Sie spürte wie ein dorniger Zweig ihr Gesicht streifte und ihr warmes Blut über die Wange lief.  Gequält schnappte sie nach Luft. Ihre Lungen brannten, jeder Atemzug schmerzte. Sie hätte nie gedacht, dass sie mal in eine solche Situation kommen könnte.

Vor ein paar Tagen noch war alles anders gewesen. Damals hatte sie gedacht, die Schule sei die Hölle, die Zeremonien, die sie abhalten mussten, das lange Training, von dem Laira hinterher meistens Muskelkater hatte.

Doch sie hatte sich getäuscht. Sie hätte dankbar sein sollen für das, was sie gehabt hatte. Eine Familie. Ein Dach überm Kopf. Die Wahl zwischen mindestens zwei Möglichkeiten. Aber meistens bemerkt man erst, dass man etwas liebt und braucht wenn man es verloren hat und es längst zu spät ist.

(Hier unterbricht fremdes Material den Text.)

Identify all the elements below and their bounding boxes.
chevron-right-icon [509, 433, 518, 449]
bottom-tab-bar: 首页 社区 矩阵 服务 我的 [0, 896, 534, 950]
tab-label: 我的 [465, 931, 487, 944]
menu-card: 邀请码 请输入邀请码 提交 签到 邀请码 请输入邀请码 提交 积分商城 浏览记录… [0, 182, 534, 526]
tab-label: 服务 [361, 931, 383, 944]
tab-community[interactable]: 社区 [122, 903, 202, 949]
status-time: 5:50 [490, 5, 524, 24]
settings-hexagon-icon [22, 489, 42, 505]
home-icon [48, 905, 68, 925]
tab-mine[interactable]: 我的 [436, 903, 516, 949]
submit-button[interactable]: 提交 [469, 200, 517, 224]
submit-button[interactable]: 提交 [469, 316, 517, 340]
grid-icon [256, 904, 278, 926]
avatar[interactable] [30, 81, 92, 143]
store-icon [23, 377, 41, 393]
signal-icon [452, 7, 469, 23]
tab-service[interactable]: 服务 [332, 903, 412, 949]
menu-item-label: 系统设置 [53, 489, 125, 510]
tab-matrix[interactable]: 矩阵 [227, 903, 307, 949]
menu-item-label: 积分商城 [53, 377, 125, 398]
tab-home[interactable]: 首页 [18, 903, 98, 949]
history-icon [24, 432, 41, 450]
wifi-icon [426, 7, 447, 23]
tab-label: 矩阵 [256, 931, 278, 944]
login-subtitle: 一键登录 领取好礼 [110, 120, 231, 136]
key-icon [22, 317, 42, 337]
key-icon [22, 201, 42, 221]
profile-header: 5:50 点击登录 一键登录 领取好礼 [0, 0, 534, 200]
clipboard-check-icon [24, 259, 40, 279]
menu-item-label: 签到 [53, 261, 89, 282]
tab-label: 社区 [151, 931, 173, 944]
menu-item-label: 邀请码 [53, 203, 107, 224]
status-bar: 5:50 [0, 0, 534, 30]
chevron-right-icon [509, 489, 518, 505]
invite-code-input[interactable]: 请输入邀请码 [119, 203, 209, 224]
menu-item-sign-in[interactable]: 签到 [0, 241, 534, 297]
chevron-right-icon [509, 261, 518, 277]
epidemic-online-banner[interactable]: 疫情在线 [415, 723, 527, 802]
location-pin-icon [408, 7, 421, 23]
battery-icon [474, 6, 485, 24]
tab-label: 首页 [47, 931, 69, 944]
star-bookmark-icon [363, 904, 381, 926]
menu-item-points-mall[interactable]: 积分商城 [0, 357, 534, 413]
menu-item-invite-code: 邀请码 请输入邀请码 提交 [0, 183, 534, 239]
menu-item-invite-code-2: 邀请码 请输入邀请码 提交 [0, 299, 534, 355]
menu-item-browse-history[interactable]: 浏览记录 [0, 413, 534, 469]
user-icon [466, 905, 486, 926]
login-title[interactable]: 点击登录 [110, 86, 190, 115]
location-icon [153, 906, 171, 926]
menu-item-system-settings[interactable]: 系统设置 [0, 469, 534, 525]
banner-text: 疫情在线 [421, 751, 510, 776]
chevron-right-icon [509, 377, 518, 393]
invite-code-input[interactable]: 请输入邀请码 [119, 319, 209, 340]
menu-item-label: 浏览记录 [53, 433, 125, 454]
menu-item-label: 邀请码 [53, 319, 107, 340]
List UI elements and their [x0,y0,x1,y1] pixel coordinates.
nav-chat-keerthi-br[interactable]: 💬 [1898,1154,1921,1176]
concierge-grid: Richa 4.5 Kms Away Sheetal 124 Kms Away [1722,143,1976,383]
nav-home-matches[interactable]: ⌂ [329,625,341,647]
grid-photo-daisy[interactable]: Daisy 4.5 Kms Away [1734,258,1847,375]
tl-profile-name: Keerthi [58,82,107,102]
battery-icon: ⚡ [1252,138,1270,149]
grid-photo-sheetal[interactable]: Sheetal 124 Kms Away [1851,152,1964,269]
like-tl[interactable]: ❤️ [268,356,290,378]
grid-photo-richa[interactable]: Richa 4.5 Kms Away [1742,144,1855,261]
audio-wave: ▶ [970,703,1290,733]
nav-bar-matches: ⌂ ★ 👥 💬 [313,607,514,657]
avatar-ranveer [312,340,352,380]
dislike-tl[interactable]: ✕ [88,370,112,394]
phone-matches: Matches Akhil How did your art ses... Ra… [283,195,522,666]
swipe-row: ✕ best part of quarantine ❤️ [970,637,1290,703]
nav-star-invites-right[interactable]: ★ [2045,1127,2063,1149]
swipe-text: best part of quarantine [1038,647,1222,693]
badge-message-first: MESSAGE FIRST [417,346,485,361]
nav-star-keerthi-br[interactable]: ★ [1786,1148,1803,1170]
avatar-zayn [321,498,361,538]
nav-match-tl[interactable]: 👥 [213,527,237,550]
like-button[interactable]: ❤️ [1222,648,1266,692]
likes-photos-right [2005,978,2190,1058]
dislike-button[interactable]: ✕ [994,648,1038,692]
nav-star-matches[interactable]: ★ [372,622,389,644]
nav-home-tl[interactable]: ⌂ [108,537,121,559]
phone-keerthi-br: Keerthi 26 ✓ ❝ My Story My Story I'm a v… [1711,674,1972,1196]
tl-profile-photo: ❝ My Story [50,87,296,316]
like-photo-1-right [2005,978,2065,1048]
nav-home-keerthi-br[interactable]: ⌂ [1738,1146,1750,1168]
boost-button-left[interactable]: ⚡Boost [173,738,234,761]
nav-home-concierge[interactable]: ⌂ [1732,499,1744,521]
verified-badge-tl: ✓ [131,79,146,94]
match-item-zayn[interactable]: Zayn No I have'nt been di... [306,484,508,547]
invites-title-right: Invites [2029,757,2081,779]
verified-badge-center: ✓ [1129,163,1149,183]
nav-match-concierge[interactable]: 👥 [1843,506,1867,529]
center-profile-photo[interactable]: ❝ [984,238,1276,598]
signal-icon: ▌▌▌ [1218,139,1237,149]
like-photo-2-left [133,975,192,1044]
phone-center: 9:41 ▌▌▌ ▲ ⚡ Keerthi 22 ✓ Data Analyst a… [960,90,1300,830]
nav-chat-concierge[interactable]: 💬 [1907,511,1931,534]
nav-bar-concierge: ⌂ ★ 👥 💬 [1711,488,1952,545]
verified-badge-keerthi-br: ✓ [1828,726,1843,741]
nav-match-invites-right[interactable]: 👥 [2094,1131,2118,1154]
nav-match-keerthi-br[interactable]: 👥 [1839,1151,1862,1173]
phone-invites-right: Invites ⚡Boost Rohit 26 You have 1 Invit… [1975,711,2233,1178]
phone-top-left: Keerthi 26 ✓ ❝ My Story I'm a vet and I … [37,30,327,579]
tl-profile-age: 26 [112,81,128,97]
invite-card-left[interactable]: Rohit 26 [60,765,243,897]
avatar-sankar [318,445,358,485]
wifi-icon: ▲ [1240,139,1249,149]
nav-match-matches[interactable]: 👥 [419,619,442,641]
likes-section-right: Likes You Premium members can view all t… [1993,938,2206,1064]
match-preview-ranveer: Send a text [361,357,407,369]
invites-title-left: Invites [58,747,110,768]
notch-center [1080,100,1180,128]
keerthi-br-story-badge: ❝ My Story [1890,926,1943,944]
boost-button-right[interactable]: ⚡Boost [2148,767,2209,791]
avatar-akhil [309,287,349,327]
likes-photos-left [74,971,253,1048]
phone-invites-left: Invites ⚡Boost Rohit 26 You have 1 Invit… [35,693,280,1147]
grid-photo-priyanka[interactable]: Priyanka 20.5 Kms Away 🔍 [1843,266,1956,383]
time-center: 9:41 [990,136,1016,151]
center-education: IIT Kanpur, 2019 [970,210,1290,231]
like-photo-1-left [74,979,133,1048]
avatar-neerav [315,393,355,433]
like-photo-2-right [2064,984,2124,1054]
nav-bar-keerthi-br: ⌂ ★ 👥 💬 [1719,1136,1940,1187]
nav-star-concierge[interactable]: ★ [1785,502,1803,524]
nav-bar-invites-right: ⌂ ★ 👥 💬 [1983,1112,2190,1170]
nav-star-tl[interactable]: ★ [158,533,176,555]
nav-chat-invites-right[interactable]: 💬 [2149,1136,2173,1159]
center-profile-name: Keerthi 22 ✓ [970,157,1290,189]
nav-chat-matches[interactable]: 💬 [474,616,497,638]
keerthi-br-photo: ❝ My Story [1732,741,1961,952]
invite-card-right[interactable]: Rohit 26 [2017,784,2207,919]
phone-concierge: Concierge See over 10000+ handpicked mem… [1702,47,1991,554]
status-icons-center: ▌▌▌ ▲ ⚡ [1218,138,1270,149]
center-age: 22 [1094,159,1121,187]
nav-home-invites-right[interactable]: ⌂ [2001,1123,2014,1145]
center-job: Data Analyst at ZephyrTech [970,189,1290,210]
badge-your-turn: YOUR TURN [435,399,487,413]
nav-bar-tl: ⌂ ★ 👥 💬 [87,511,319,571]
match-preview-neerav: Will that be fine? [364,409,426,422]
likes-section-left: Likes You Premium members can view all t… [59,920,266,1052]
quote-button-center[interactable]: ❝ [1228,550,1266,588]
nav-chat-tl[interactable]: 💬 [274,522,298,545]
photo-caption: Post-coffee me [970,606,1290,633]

Das Seitenstechen raubte ihr fast den Atem, doch sie zwang sich weiter zu laufen. Die Angst ballte sich zu einem Knoten in ihrem Magen zusammen. Ihre Verfolger waren viel zu dicht hinter ihnen. Eine Atempause würde sie das Leben kosten. Was gäbe Laira nur dafür, wenn alles noch so wäre wie vor einer Woche. Vor einer Woche. Das schien ihr Jahre her zu sein und doch konnte sie sich klar daran erinnern.

,, Das Kentari ist, wie ihr schon wisst, ein viertägiges Fest, in dem die Göttin Aurora gefeiert wird. In der Geschichte heißt es, sie hätte in diesen Vier  Tagen die Welt erschaffen. Für jedes Element einen Tag. Wir werden uns die nächsten Tage darauf konzentrieren, euch auf den letzten Tag des Festes vorzubereiten, an dem jeder von euch ein Element erhält. Dieses wird bei dem Ritual zu einem Teil eurer selbst, sodass die Seele sich entweder mit dem Feuer, dem Wasser, der Luft oder der Erde vereinigt. Das jeweilige Element bestimmt dann einen großen Teil  eures restlichen Lebens und es ist sehr wichtig, dass ihr wisst, wie das ganze abläuft......"

Laira hörte kaum zu. Wie jeder in ihrer Klasse wurde sie schon seit ihrer Geburt nur auf diesen einen Tag vorbereitet und bekam diese Dinge, vor allem in den letzten Wochen, tausend Mal zu hören. Sie warf einen Blick zu Clara, der es augenscheinlich nicht anders ging. Sichtlich gelangweilt starrte sie die aufgeregte Lehrerin an.